The Challenge of Big Data
Have you ever experienced a database performance problem? It’s a silly question, I know. Everyone who has worked with databases for any amount of time has seen performance issues. In fact, it’s so common that database performance is almost an oxymoron. The very nature of database technology is to get slower over time, sometimes dramatically so. Why? Because databases only tend to get bigger through increased usage, and of course with more data the database management system (DBMS) has to do more work to keep up with application demands. Add to the mix an explosive high-transaction volume and you have the perfect recipe for something we all dread: slow database performance. In fact, sometimes it’s downright horrible database performance.
What about the memorable experience of a “database down” on a live production system? This can easily be your worst day on the job. Sometimes, when you get that call, you wish you could just forget it and not even go to work. Not only are big, growing databases hard to keep fast, they are very painful to repair when something bad happens. I’ve seen applications that were down for days due to extended database recovery times, and I’m sure you have heard of some notorious all-too-public examples of this as well. So an all-important part of a Big Data success is, in fact, planning for failure—ensuring you are prepared, with a robust, high-availability (HA) runtime environment and a solid disaster recovery (DR) plan for a worst-case scenario (they do happen).
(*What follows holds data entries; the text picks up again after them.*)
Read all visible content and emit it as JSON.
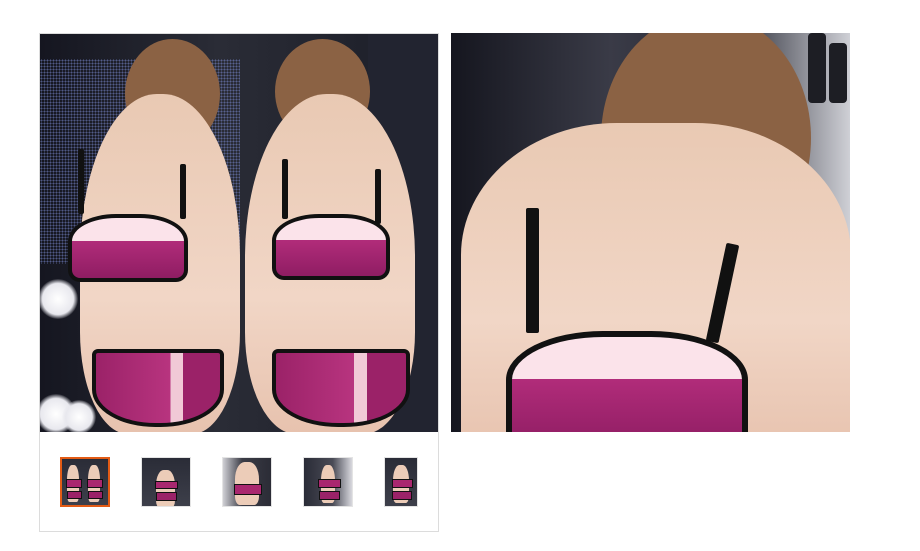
{
  "product_gallery": {
    "main_image": {
      "alt": "",
      "icon": "product-photo"
    },
    "thumbnails": [
      {
        "selected": true,
        "icon": "product-thumbnail"
      },
      {
        "selected": false,
        "icon": "product-thumbnail"
      },
      {
        "selected": false,
        "icon": "product-thumbnail"
      },
      {
        "selected": false,
        "icon": "product-thumbnail"
      },
      {
        "selected": false,
        "icon": "product-thumbnail"
      }
    ],
    "selected_border_color": "#e35b15"
  },
  "zoom_view": {
    "icon": "zoomed-product-photo"
  }
}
What can you do about it? That’s what this book is all about: what you can do to make your database tier fast, scalable, and reliable, delivering the performance that your application needs. The focus of this portion of the book is not on any particular DBMS or database technology, but rather the answers to these questions—questions that apply to any database and any DBMS technology:
- What are the primary causes of database slow-down?
- How do you keep your database tier reliable and operational (especially in demanding, 24X7 environments)?
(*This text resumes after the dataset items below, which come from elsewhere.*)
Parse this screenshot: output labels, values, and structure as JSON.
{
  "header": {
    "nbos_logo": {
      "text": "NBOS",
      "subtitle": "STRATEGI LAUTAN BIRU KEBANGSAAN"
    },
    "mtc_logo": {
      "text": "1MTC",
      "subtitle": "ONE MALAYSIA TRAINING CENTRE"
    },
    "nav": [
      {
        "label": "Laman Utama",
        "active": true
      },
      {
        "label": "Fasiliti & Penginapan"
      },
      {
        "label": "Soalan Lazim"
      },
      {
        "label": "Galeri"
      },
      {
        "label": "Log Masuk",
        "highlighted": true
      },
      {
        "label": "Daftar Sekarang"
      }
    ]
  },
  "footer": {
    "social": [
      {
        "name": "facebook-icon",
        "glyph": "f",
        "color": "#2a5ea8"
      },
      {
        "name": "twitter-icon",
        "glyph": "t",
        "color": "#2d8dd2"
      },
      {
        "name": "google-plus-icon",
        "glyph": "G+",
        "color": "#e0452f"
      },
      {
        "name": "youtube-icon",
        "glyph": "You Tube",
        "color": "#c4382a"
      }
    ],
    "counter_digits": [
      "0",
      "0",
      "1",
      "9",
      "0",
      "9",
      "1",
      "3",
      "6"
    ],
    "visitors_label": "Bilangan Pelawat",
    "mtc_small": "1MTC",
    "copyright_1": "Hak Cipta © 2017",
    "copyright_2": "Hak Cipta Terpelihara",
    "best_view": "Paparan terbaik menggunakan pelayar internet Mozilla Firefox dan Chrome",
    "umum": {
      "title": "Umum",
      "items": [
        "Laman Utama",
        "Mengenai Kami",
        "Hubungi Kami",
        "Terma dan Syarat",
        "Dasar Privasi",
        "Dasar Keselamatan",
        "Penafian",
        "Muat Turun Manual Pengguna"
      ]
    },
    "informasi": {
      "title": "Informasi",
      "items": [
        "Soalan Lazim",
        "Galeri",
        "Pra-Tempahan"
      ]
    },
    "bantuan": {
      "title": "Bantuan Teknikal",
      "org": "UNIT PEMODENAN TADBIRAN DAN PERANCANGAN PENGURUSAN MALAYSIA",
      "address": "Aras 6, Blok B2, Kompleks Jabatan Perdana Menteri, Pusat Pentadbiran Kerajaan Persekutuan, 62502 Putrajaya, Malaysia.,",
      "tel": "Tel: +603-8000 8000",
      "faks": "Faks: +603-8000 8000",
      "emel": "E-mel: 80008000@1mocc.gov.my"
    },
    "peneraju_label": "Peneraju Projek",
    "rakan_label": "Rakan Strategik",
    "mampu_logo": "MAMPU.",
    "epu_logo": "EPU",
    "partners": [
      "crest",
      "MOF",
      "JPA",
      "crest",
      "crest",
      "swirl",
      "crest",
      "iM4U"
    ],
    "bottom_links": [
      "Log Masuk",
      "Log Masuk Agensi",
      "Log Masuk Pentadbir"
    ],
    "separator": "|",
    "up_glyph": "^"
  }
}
- Are there short-term, quick fixes you can implement to ease the pain?
- What are the best ways to scale your database to accommodate extreme growth in transaction volume and data sizes?
- How do you pick the best database technology (often technologies) for your application needs?
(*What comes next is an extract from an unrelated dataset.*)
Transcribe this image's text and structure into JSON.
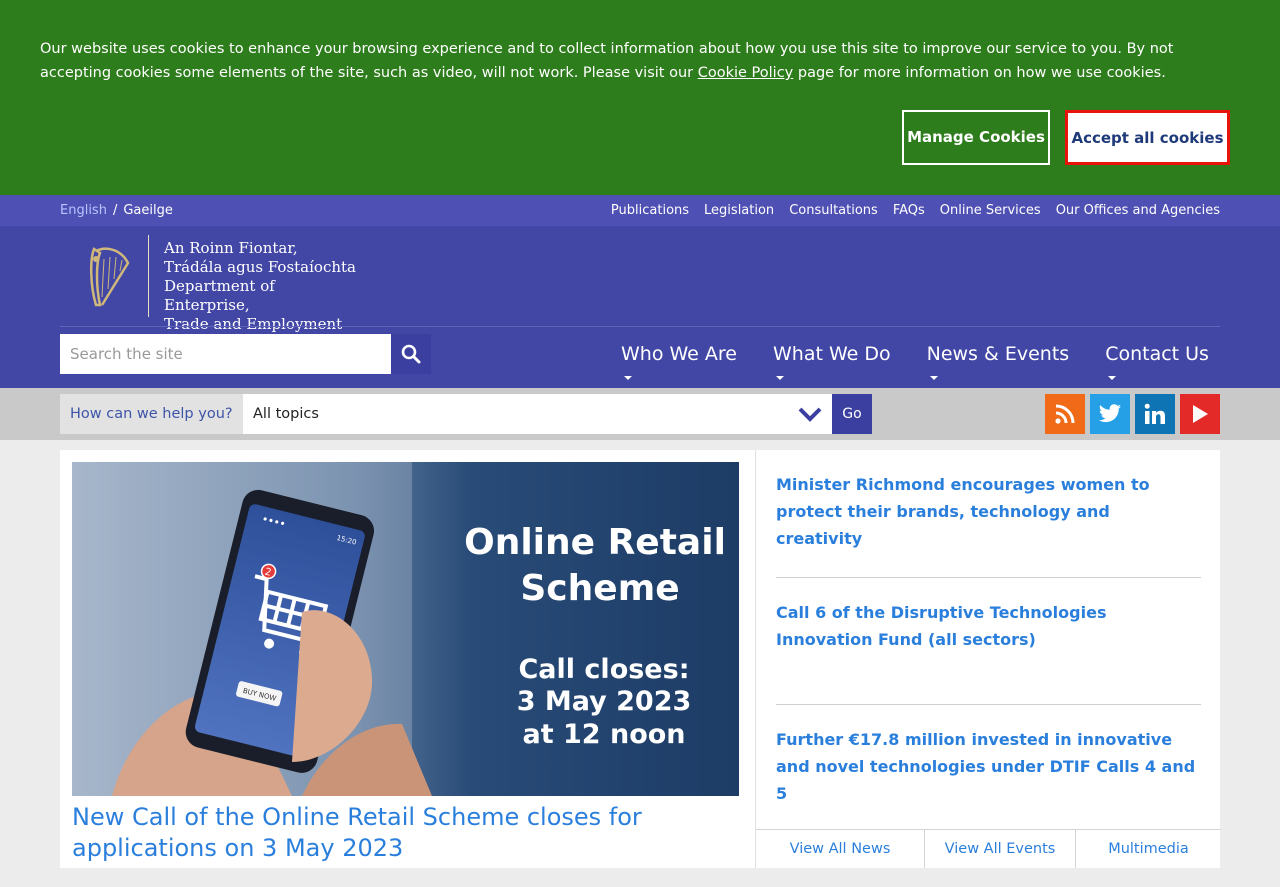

The answers to these questions and more are covered throughout the text. The aim is to arm you with the important concepts and facts common to all DBMS types, so that you can make the best decisions possible in managing your own data explosion, and come out on top.
Please note that in subsequent parts of the series I will provide a tour and overview of many common and leading-edge DBMS engines, both conceptually by category as well as specific solutions you can use in your Big Data arsenal. With this information, combined with the fundamentals covered in Part I, my hope is to assist you in preparing for your own Big Data adventure—commensurate with much success and reward.